Riconosciamo vari tipi di cataratta congenita:

  1. Zonulare o lamellare: l'opacità circonda il nucleo del cristallino, con un'alternanza di lamelle trasparenti e opache, come gli strati di una cipolla.

  2. Polare: l'opacità è piccola e coinvolge la capsula, cioè lo strato più esterno del cristallino, e la corticale subito sottostante a livello del polo anteriore o posteriore della lente. La cataratta polare anteriore di solito non disturba particolarmente la vista, mentre quella polare posteriore causa un calo progressivo del visus

  3. Nucleare: l'opacità coinvolge la porzione centrale della lente

  4. Lenticono posteriore: in questo caso è alterata anche la forma del cristallino che ha una protusione posteriore opaca a livello della capsula posteriore del cristallino

La terapia

E' importante innanzitutto ricordare che, nei casi di patologie concomitanti, sia generali che oculari, si deve tempestivamente intervenire con una terapia appropriata. Ad esempio, nel caso di associazione con la galattosemia, seguire una dieta priva di lattosio è, in alcuni casi, in grado di far regredire l'opacità del cristallino.

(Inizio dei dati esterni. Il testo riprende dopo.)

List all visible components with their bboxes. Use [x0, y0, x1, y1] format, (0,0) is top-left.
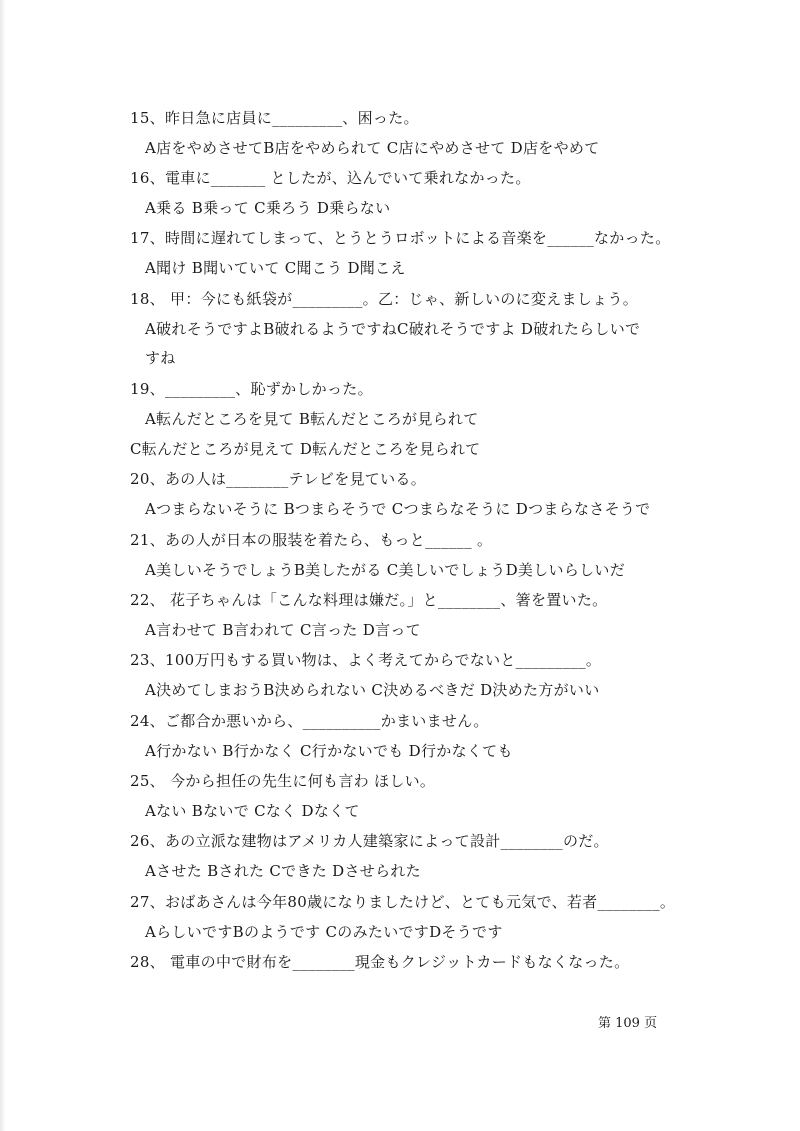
- question-stem: 16、電車に_______ としたが、込んでいて乗れなかった。: [130, 169, 531, 187]
- question-stem: 15、昨日急に店員に_________、困った。: [130, 109, 419, 127]
- question-options: Aつまらないそうに Bつまらそうで Cつまらなそうに Dつまらなさそうで: [145, 500, 651, 518]
- question-stem: 23、100万円もする買い物は、よく考えてからでないと_________。: [130, 651, 602, 669]
- page-number: 第 109 页: [598, 1016, 658, 1031]
- question-options: Aない Bないで Cなく Dなくて: [145, 802, 360, 820]
- question-options: A転んだところを見て B転んだところが見られて: [145, 410, 479, 428]
- question-options: A乗る B乗って C乗ろう D乗らない: [145, 199, 391, 217]
- question-options: A破れそうですよB破れるようですねC破れそうですよ D破れたらしいで: [145, 320, 641, 338]
- question-options: A聞け B聞いていて C聞こう D聞こえ: [145, 259, 406, 277]
- question-options: A美しいそうでしょうB美したがる C美しいでしょうD美しいらしいだ: [145, 561, 626, 579]
- question-options: A店をやめさせてB店をやめられて C店にやめさせて D店をやめて: [145, 139, 600, 157]
- question-stem: 24、ご都合か悪いから、__________かまいません。: [130, 712, 489, 730]
- question-stem: 27、おばあさんは今年80歳になりましたけど、とても元気で、若者________。: [130, 893, 676, 911]
- question-options: C転んだところが見えて D転んだところを見られて: [130, 440, 481, 458]
- question-stem: 21、あの人が日本の服装を着たら、もっと______ 。: [130, 531, 493, 549]
- question-options: Aさせた Bされた Cできた Dさせられた: [145, 862, 421, 880]
- question-stem: 18、 甲：今にも紙袋が_________。乙：じゃ、新しいのに変えましょう。: [130, 290, 639, 308]
- page-edge-shadow: [0, 0, 6, 1131]
- question-options-continued: すね: [145, 349, 176, 367]
- question-stem: 26、あの立派な建物はアメリカ人建築家によって設計________のだ。: [130, 832, 609, 850]
- question-options: A言わせて B言われて C言った D言って: [145, 621, 421, 639]
- question-options: A決めてしまおうB決められない C決めるべきだ D決めた方がいい: [145, 681, 600, 699]
- question-options: A行かない B行かなく C行かないでも D行かなくても: [145, 742, 513, 760]
- question-stem: 17、時間に遅れてしまって、とうとうロボットによる音楽を______なかった。: [130, 229, 671, 247]
- question-stem: 28、 電車の中で財布を________現金もクレジットカードもなくなった。: [130, 953, 630, 971]
- question-options: AらしいですBのようです CのみたいですDそうです: [145, 923, 503, 941]
- question-stem: 20、あの人は________テレビを見ている。: [130, 470, 426, 488]
- question-stem: 22、 花子ちゃんは「こんな料理は嫌だ。」と________、箸を置いた。: [130, 591, 608, 609]
- question-stem: 25、 今から担任の先生に何も言わ ほしい。: [130, 772, 436, 790]
- question-stem: 19、_________、恥ずかしかった。: [130, 380, 373, 398]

L'intervento chirurgico di estrazione della cataratta è la terapia principale delle opacità pericolose per la vista. Tecnicamente l'intervento è simile a quello che viene effettuato negli adulti, ma richiede degli accorgimenti particolari soprattutto per quel che riguarda la consistenza dei tessuti e le dimensioni dell'occhio. Il passaggio più controverso è relativo alla decisione di impiantare subito un cristallino artificiale dopo l'estrazione di quello catarattoso, oppure di differire l'impianto dello stesso ad un secondo intervento, correggendo il difetto visivo per alcuni anni con lenti a contatto. Ci sono vantaggi e svantaggi in entrambi i casi: se la lente viene impiantata non si può con precisione prevedere come la crescita del bulbo oculare possa far variare la rifrazione dell'occhio, se invece la lente non viene impiantata è più probabile che la correzione ottica non sia ottimale e si sviluppi ambliopia con maggiore facilità.

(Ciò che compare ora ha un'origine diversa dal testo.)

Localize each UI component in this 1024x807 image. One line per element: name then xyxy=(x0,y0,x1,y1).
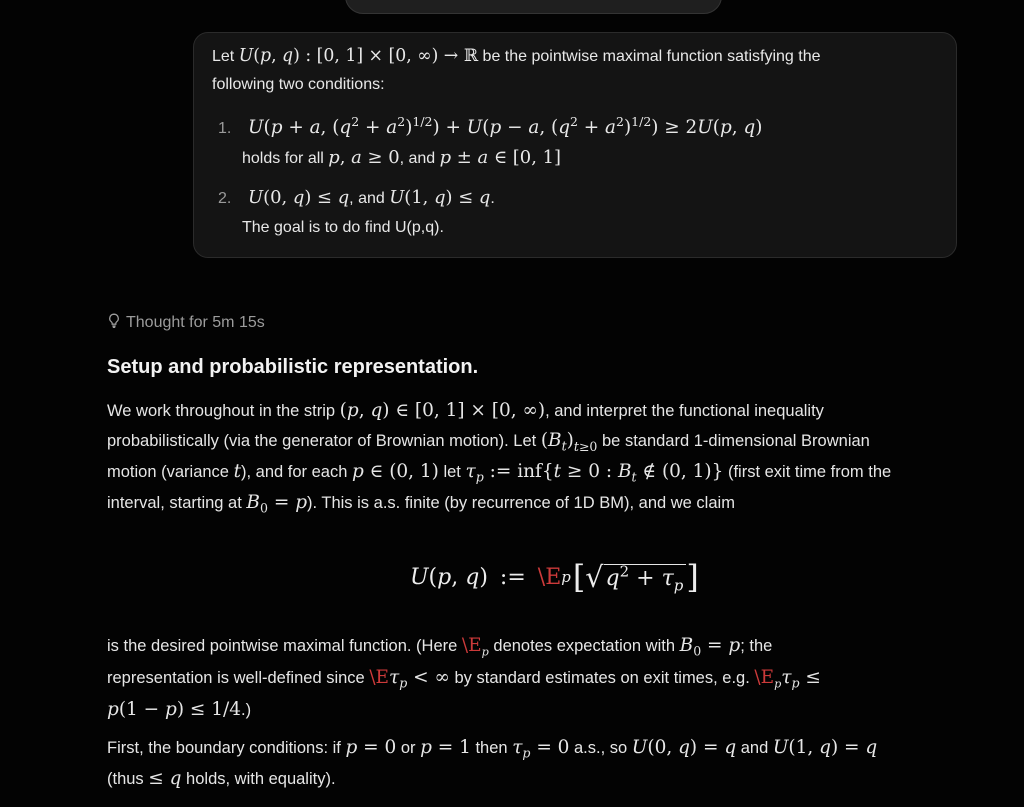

La tempistica dell'intervento deve essere valutata molto attentamente. Di solito viene eseguito in tempi brevi per evitare lo sviluppo di un'ambliopia irreversibile, in particolar modo quando l'asse visivo è coinvolto e la patologia è monolaterale. A volte l'utilizzo di un collirio midriatico, cioè dilatatore della pupilla, permette per qualche tempo di indurre una stimolazione retinica con i raggi di luce periferici. Nei casi di cataratta bilaterale o di opacità non particolarmente densa e con localizzazione periferica, l'intervento può essere procrastinato per un tempo più o meno lungo, visto che il rischio di ambliopia è più basso.

Purtroppo l'intervento di estrazione di cataratta è solo il primo passo di un lungo periodo riabilitativo in cui si deve instaurare un'importante e tempestiva terapia antiambliopica; infatti anche i soggetti operati hanno un elevato rischio di non raggiungere un adeguato sviluppo visivo.